The 2012 NFL draft is officially in the books, and the Detroit Lions certainly left their mark.
General manager Martin Mayhew and the Lions' front office stuck by their "best available" draft strategy. Mayhew and Jim Schwartz refuse to draft based on team needs creating a slipper slope for the Lions' future. However, the "best available" draft plan continues to work in the favor of Detroit moving forward.
The Lions made some smart picks as well as some puzzling ones, but Mayhew and his franchise were winners of the draft. Here are three reasons why Mayhew and the Lions succeeded with their selections.
Riley Reiff was a can't-miss prospect, and the Lions made a smart decision drafting him with their first-round pick. Reiff can play any position on the offensive line and could produce right away if Jim Schwartz decides to plug him into the rotation.
With an aging and inconsistent offensive line, Detroit was in a dire need of an upgrade, especially at tackle. Jeff Backus was re-signed to a short-term two-year contract extension this offseason, hinting the Lions were still in hunt for younger talent on the offensive line. Left guard Rob Sims has been the most consistent offensive lineman for Detroit while Backus, Gosder Cherilus, Stephen Peterman and Dominic Raiola have been shaky for quite a few years.

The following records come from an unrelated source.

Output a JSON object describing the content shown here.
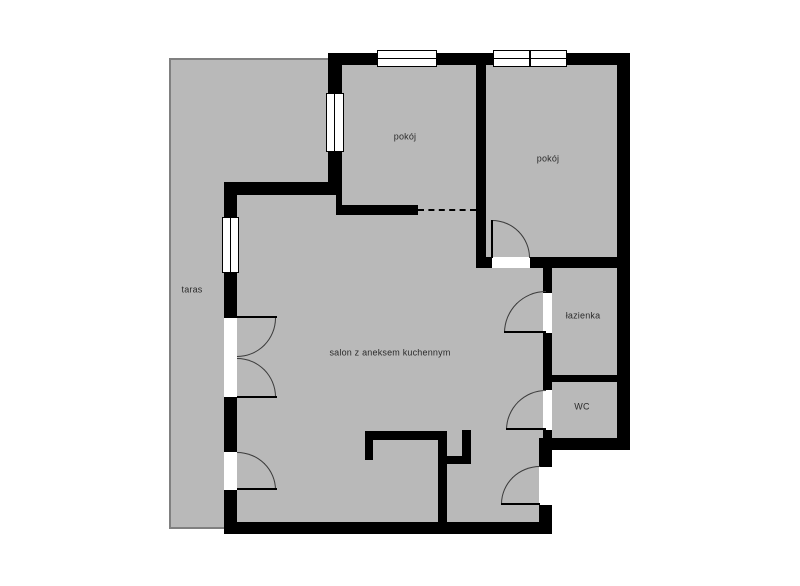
{
  "rooms": {
    "taras": {
      "label": "taras"
    },
    "pokoj1": {
      "label": "pokój"
    },
    "pokoj2": {
      "label": "pokój"
    },
    "salon": {
      "label": "salon z aneksem kuchennym"
    },
    "lazienka": {
      "label": "łazienka"
    },
    "wc": {
      "label": "WC"
    }
  },
  "colors": {
    "background": "#ffffff",
    "floor": "#b9b9b9",
    "wall": "#000000",
    "terrace_outline": "#808080",
    "door_arc": "#3a3a3a",
    "label": "#2b2b2b"
  }
}
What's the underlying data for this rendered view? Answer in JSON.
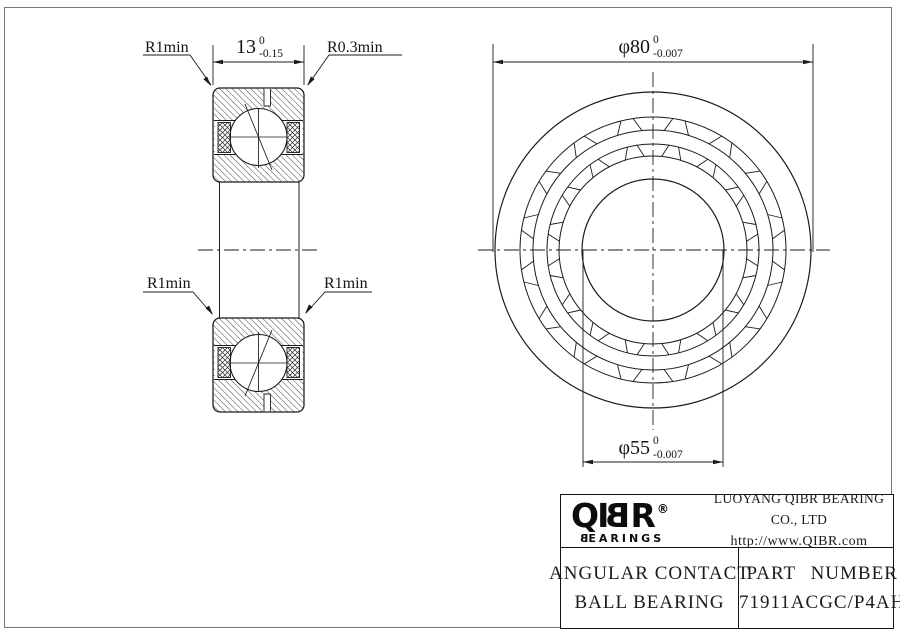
{
  "section_view": {
    "width_dim": {
      "value": "13",
      "tol_upper": "0",
      "tol_lower": "-0.15"
    },
    "corner_labels": {
      "top_left": "R1min",
      "top_right": "R0.3min",
      "bottom_left": "R1min",
      "bottom_right": "R1min"
    }
  },
  "front_view": {
    "outer_dia_dim": {
      "value": "φ80",
      "tol_upper": "0",
      "tol_lower": "-0.007"
    },
    "bore_dia_dim": {
      "value": "φ55",
      "tol_upper": "0",
      "tol_lower": "-0.007"
    }
  },
  "title_block": {
    "logo": {
      "l1": "Q",
      "l2": "I",
      "l3": "B",
      "l4": "R",
      "registered": "®",
      "sub_first": "B",
      "sub_rest": "EARINGS"
    },
    "company": "LUOYANG QIBR BEARING CO., LTD",
    "website": "http://www.QIBR.com",
    "product_line1": "ANGULAR CONTACT",
    "product_line2": "BALL BEARING",
    "part_number_label": "PART NUMBER",
    "part_number": "71911ACGC/P4AH"
  },
  "colors": {
    "line": "#1b1b1b",
    "frame": "#787878",
    "background": "#ffffff"
  }
}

Reiff fell to the Lions because of his short arms and lack of athleticism, but he was still a bright prospect Detroit had to have. The Lions will continue to stress the passing game more than the running game. With this strategy moving forward, it's imperative for the Lions to protect Matthew Stafford.
Reiff will push for playing time next season and has a chance to be a starter in Week 1. I believe Reiff will start at right tackle by the end of this season and will be the starting left tackle in 2013. The offensive line needed to get younger and better, making Reiff a tremendous select moving forward.
After falling out of the first round, Janoris Jenkins became the hottest option available in the second. When he was drafted with the No. 39 pick by the St. Louis Rams, the Lions were forced to look in a different direction.
Instead of drafting the best available cornerback, Detroit selected three quality defensive backs.
Dwight Bentley, Chris Greenwood and Jonte Green are all products of small schools but have great potential to beneficial for the Lions. They won't make an immediate impact, but the athletic ability and potential of all three players will translate to future success.
Considering none of these players are true shutdown corners, the Lions need to improve all around in order to bring out their potential. With a healthy Louis Delmas at safety and a much-improved pass rush, Bentley, Greenwood and Green will get better and benefit from an improved team defense.
With Jenkins and Dre Kirkpatrick off the board, the Lions didn't panic. Instead of settling for one quality defensive back, Mayhew selected three sleepers with a chance of making an impact in the future.
Based on the Lions' progress from last year, the rookies of 2012 won't be forced to make an immediate splash on this team. In the Lions' favor, however, they still have players who can play right away or be groomed for the future.
The Lions' three best picks in the draft were Riley Reiff, Travis Lewis and Ronnell Lewis. Reiff was one of the top offensive lineman and was essentially a no-brainer pick who can play right away. Travis and Ronnell Lewis are both hidden gems who can play special teams, as well as rotational players on the defensive side of the ball.
Travis Lewis is a versatile linebacker who can drop back in coverage against running backs or tight ends. He could see time behind DeAndre Levy on third down and make an impact on special teams.
Ronnell Lewis played as a 3-4 outside linebacker for Oklahoma and could used as a 4-3 edge rusher in Detroit. Don't expect game-breaking, starters numbers, but he could be as productive as Willie Young was in his second season.
On the other side, the Lions selected guys who will need time to live up to their potential, including Ryan Broyles.
Broyles was arguably the most confusing pick the Lions made as they gambled with their second-round selection. He is coming off a devastating ACL injury at Oklahoma and won't see many reps as a starter due to the Lions' crowded depth chart at wide receiver. On a different team, Broyles is talented enough to play right away with his sure hands, crisp route running and game-breaking ability. However, his value won't be shown until his second or third year in the league.